= Depictions of Elizabeth II by Banksy =

Artwork by Banksy

Weapons of Mass Distraction (2001)
Monkey Queen (2003)
Queen Ziggy (2012)

Over the years, the graffiti artist Banksy produced a series of signed and unsigned screenprints and artwork featuring Elizabeth II.

== Weapons of Mass Distraction (2001) ==
Originally made in 2001 as a promotional image for Banksy's website, Weapons of Mass Distraction mimics the traditional royal portrait style.
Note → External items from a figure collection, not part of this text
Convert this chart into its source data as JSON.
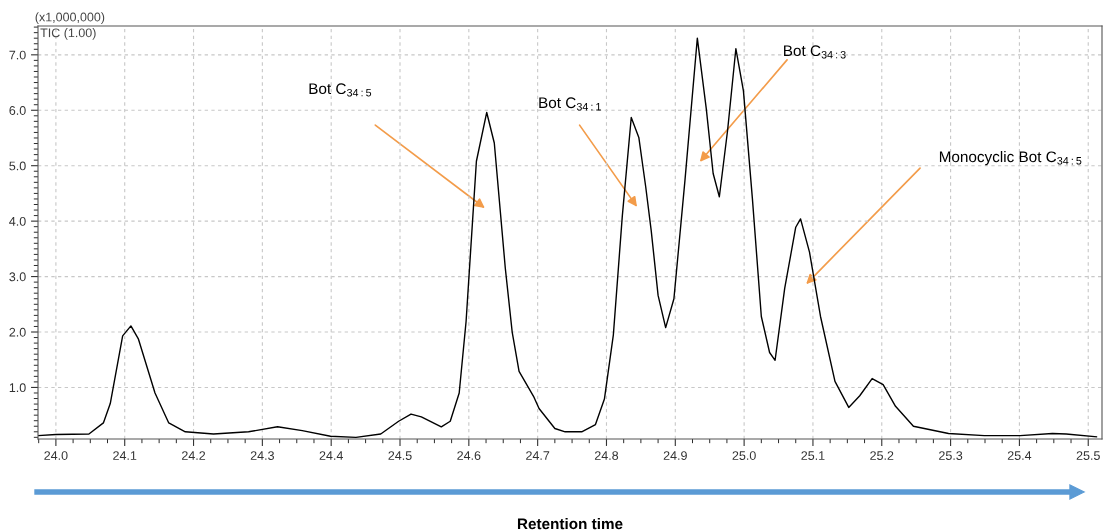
{
  "chart_data": {
    "type": "line",
    "xlabel": "Retention time",
    "annotations": [
      "(x1,000,000)",
      "TIC (1.00)",
      "Bot C$_{34:5}$",
      "Bot C$_{34:1}$",
      "Bot C$_{34:3}$",
      "Monocyclic Bot C$_{34:5}$"
    ],
    "x": [
      23.974,
      24.0,
      24.048,
      24.069,
      24.079,
      24.097,
      24.109,
      24.12,
      24.144,
      24.164,
      24.188,
      24.229,
      24.28,
      24.322,
      24.358,
      24.399,
      24.436,
      24.472,
      24.498,
      24.516,
      24.531,
      24.56,
      24.573,
      24.586,
      24.596,
      24.611,
      24.626,
      24.637,
      24.653,
      24.663,
      24.673,
      24.694,
      24.702,
      24.725,
      24.74,
      24.764,
      24.784,
      24.797,
      24.81,
      24.823,
      24.836,
      24.847,
      24.857,
      24.865,
      24.875,
      24.886,
      24.898,
      24.914,
      24.932,
      24.945,
      24.955,
      24.964,
      24.976,
      24.988,
      24.999,
      25.012,
      25.025,
      25.037,
      25.045,
      25.059,
      25.075,
      25.082,
      25.095,
      25.111,
      25.132,
      25.152,
      25.168,
      25.186,
      25.202,
      25.22,
      25.246,
      25.297,
      25.349,
      25.401,
      25.448,
      25.468,
      25.512
    ],
    "series": [
      {
        "color": "#000000",
        "values": [
          0.13,
          0.15,
          0.16,
          0.36,
          0.71,
          1.93,
          2.11,
          1.87,
          0.9,
          0.36,
          0.2,
          0.16,
          0.2,
          0.29,
          0.22,
          0.12,
          0.1,
          0.16,
          0.39,
          0.52,
          0.47,
          0.29,
          0.39,
          0.9,
          2.19,
          5.08,
          5.96,
          5.41,
          3.15,
          2.0,
          1.29,
          0.84,
          0.62,
          0.26,
          0.2,
          0.2,
          0.33,
          0.79,
          1.95,
          4.09,
          5.87,
          5.51,
          4.62,
          3.83,
          2.66,
          2.08,
          2.6,
          4.73,
          7.3,
          6.03,
          4.86,
          4.44,
          5.64,
          7.11,
          6.35,
          4.41,
          2.28,
          1.63,
          1.49,
          2.79,
          3.89,
          4.04,
          3.44,
          2.28,
          1.11,
          0.64,
          0.85,
          1.16,
          1.05,
          0.66,
          0.3,
          0.17,
          0.13,
          0.13,
          0.17,
          0.16,
          0.11
        ]
      }
    ],
    "xlim": [
      23.974,
      25.52
    ],
    "ylim": [
      0.07,
      7.52
    ],
    "xticks": [
      {
        "value": 24.0,
        "label": "24.0"
      },
      {
        "value": 24.1,
        "label": "24.1"
      },
      {
        "value": 24.2,
        "label": "24.2"
      },
      {
        "value": 24.3,
        "label": "24.3"
      },
      {
        "value": 24.4,
        "label": "24.4"
      },
      {
        "value": 24.5,
        "label": "24.5"
      },
      {
        "value": 24.6,
        "label": "24.6"
      },
      {
        "value": 24.7,
        "label": "24.7"
      },
      {
        "value": 24.8,
        "label": "24.8"
      },
      {
        "value": 24.9,
        "label": "24.9"
      },
      {
        "value": 25.0,
        "label": "25.0"
      },
      {
        "value": 25.1,
        "label": "25.1"
      },
      {
        "value": 25.2,
        "label": "25.2"
      },
      {
        "value": 25.3,
        "label": "25.3"
      },
      {
        "value": 25.4,
        "label": "25.4"
      },
      {
        "value": 25.5,
        "label": "25.5"
      }
    ],
    "yticks": [
      {
        "value": 1.0,
        "label": "1.0"
      },
      {
        "value": 2.0,
        "label": "2.0"
      },
      {
        "value": 3.0,
        "label": "3.0"
      },
      {
        "value": 4.0,
        "label": "4.0"
      },
      {
        "value": 5.0,
        "label": "5.0"
      },
      {
        "value": 6.0,
        "label": "6.0"
      },
      {
        "value": 7.0,
        "label": "7.0"
      }
    ],
    "grid": true,
    "legend": false,
    "marker": "none",
    "line_style": "solid"
  }
}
The piece features 16 repeated images of Queen Elizabeth II wearing a gas mask, arranged and perforated like functional postage stamps.

== Monkey Queen (2003) ==
Banksy's Monkey Queen is an inflammatory portrait of Queen Elizabeth II. The monkey is pictured in the Queen's jewels and her coiffed hair, in front of a mod-style target background. The work was released as a series of 150 signed and 600 unsigned screenprints. A version of the work sold for £62,750 at Bonham's Banksy Online Sale in 2021

== Queen Ziggy (2012) ==
To coincide with the Diamond Jubilee of Elizabeth II, Banksy stencilled a picture of her as Ziggy Stardust, showing her with a jagged red stripe. The graffiti first appeared on Upper Maudlin Street in the city of Bristol.